Das Projekt in Utrecht zeigt, wie bidirektionales Laden auch in anderen Städten funktionieren kann. Entscheidend ist wohl die enge Zusammenarbeit zwischen Fahrzeughersteller, Energieversorger, Ladeinfrastrukturbetreiber und Mobilitätsdienstleister, denn die Bedingungen können sehr unterschiedlich sein. Das Projekt Utrecht Energized liefert damit eine Blaupause für urbane Regionen, in denen Carsharing, Photovoltaik und Netzstabilisierung zusammengeführt werden.
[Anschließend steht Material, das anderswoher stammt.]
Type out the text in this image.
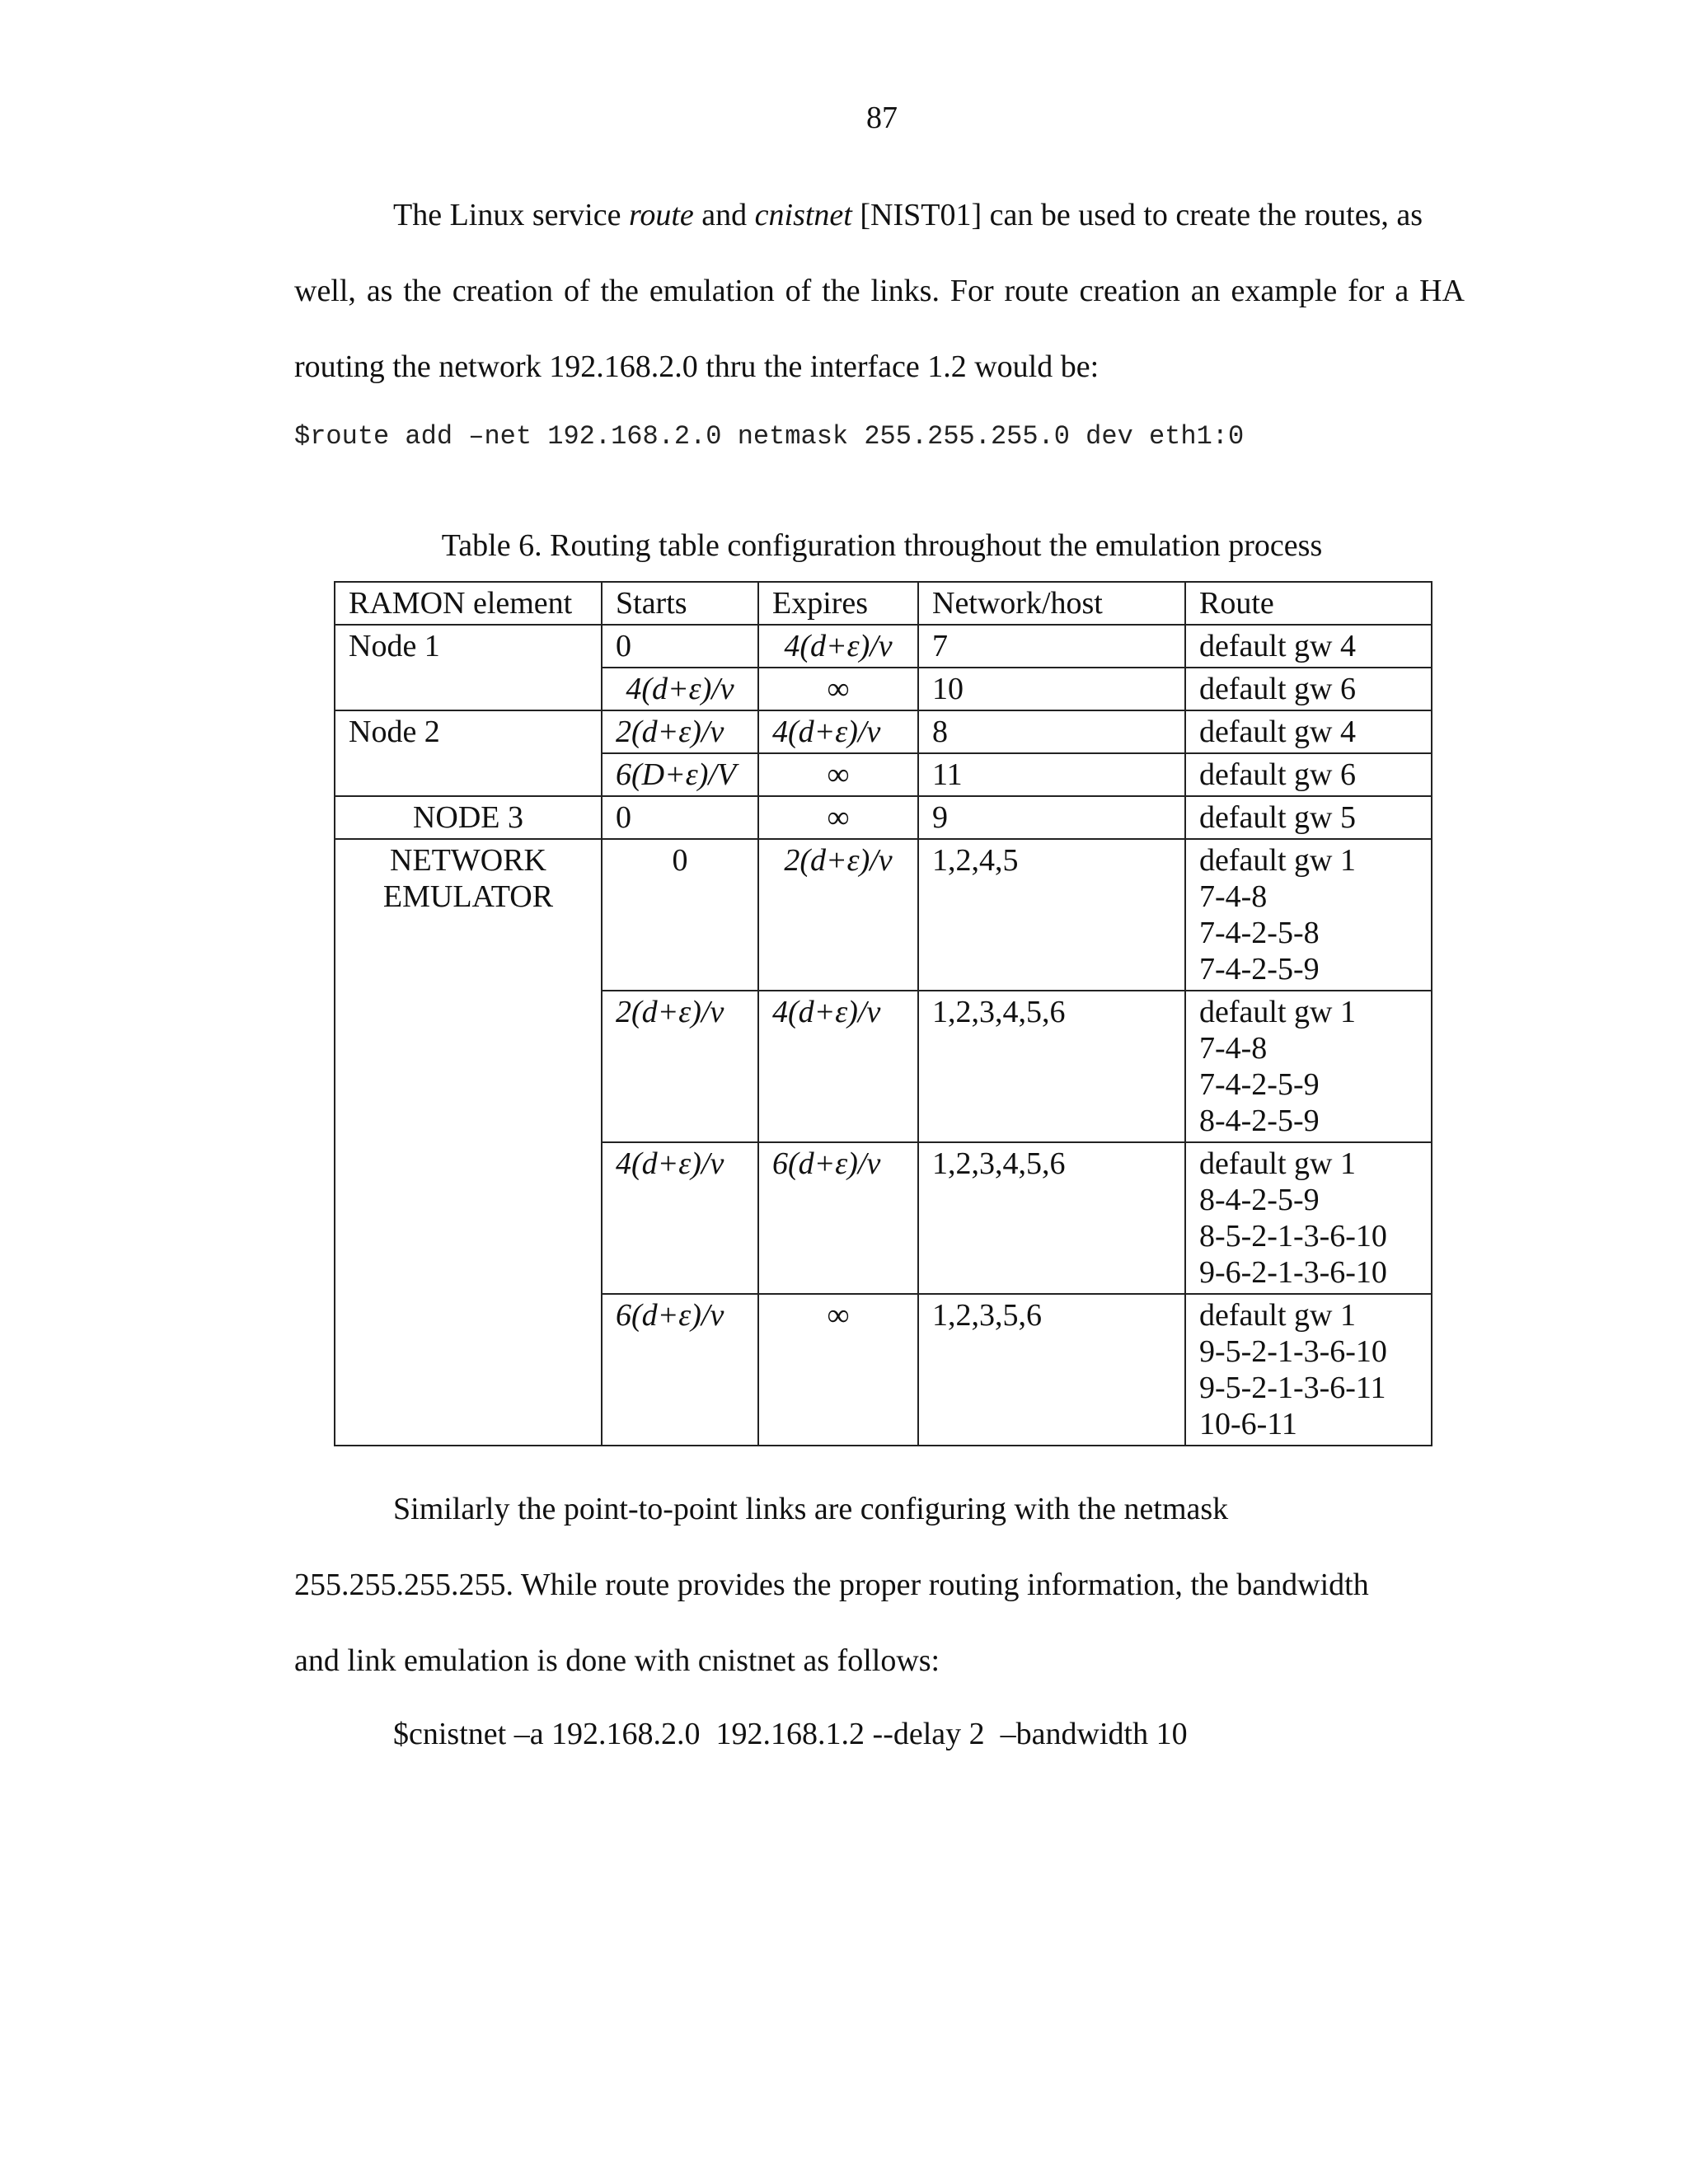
87

The Linux service route and cnistnet [NIST01] can be used to create the routes, as
well, as the creation of the emulation of the links. For route creation an example for a HA
routing the network 192.168.2.0 thru the interface 1.2 would be:

$route add –net 192.168.2.0 netmask 255.255.255.0 dev eth1:0
Table 6. Routing table configuration throughout the emulation process
RAMON element	Starts	Expires	Network/host	Route
Node 1	0	4(d+ε)/v	7	default gw 4
	4(d+ε)/v	∞	10	default gw 6
Node 2	2(d+ε)/v	4(d+ε)/v	8	default gw 4
	6(D+ε)/V	∞	11	default gw 6
NODE 3	0	∞	9	default gw 5
NETWORK
EMULATOR	0	2(d+ε)/v	1,2,4,5	default gw 1
7-4-8
7-4-2-5-8
7-4-2-5-9

	2(d+ε)/v	4(d+ε)/v	1,2,3,4,5,6	default gw 1
7-4-8
7-4-2-5-9
8-4-2-5-9

	4(d+ε)/v	6(d+ε)/v	1,2,3,4,5,6	default gw 1
8-4-2-5-9
8-5-2-1-3-6-10
9-6-2-1-3-6-10

	6(d+ε)/v	∞	1,2,3,5,6	default gw 1
9-5-2-1-3-6-10
9-5-2-1-3-6-11
10-6-11

Similarly the point-to-point links are configuring with the netmask
255.255.255.255. While route provides the proper routing information, the bandwidth
and link emulation is done with cnistnet as follows:

$cnistnet –a 192.168.2.0  192.168.1.2 --delay 2  –bandwidth 10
Damit solche Systeme künftig flächendeckend umgesetzt werden können, braucht es jedoch passende regulatorische Rahmenbedingungen. Themen wie Vergütung der Rückspeisung, Netzentgelte und der Zugang zum Strommarkt spielen eine zentrale Rolle. Utrecht fordert in diesem Zusammenhang gezielt politische Unterstützung, um bidirektionale Konzepte auf nationaler Ebene zu etablieren.

Der zentrale Gedanke von bidirektionalem Laden ist die doppelte Nutzung von Carsharing-Fahrzeugen: Sie dienen der individuellen Mobilität und gleichzeitig als flexible Energiespeicher. Anstatt viele private Fahrzeuge im Stillstand zu halten, kann eine kleinere, gemeinsam genutzte Flotte den Mobilitätsbedarf einer Stadt decken – und gleichzeitig das Energiesystem stabilisieren.

Über die Zeit könnte dies auch den Bedarf an großen stationären Batteriespeichern verringern. Studien des Fraunhofer-Instituts und der Technischen Universität München zeigen, dass der flächendeckende Einsatz von V2G-fähigen Fahrzeugen den Speicherbedarf um bis zu 90 Prozent senken könnte. Utrecht liefert nun den praktischen Beweis, dass diese Vision umsetzbar ist – und dass Mobilität und Energie künftig untrennbar miteinander verbunden sind.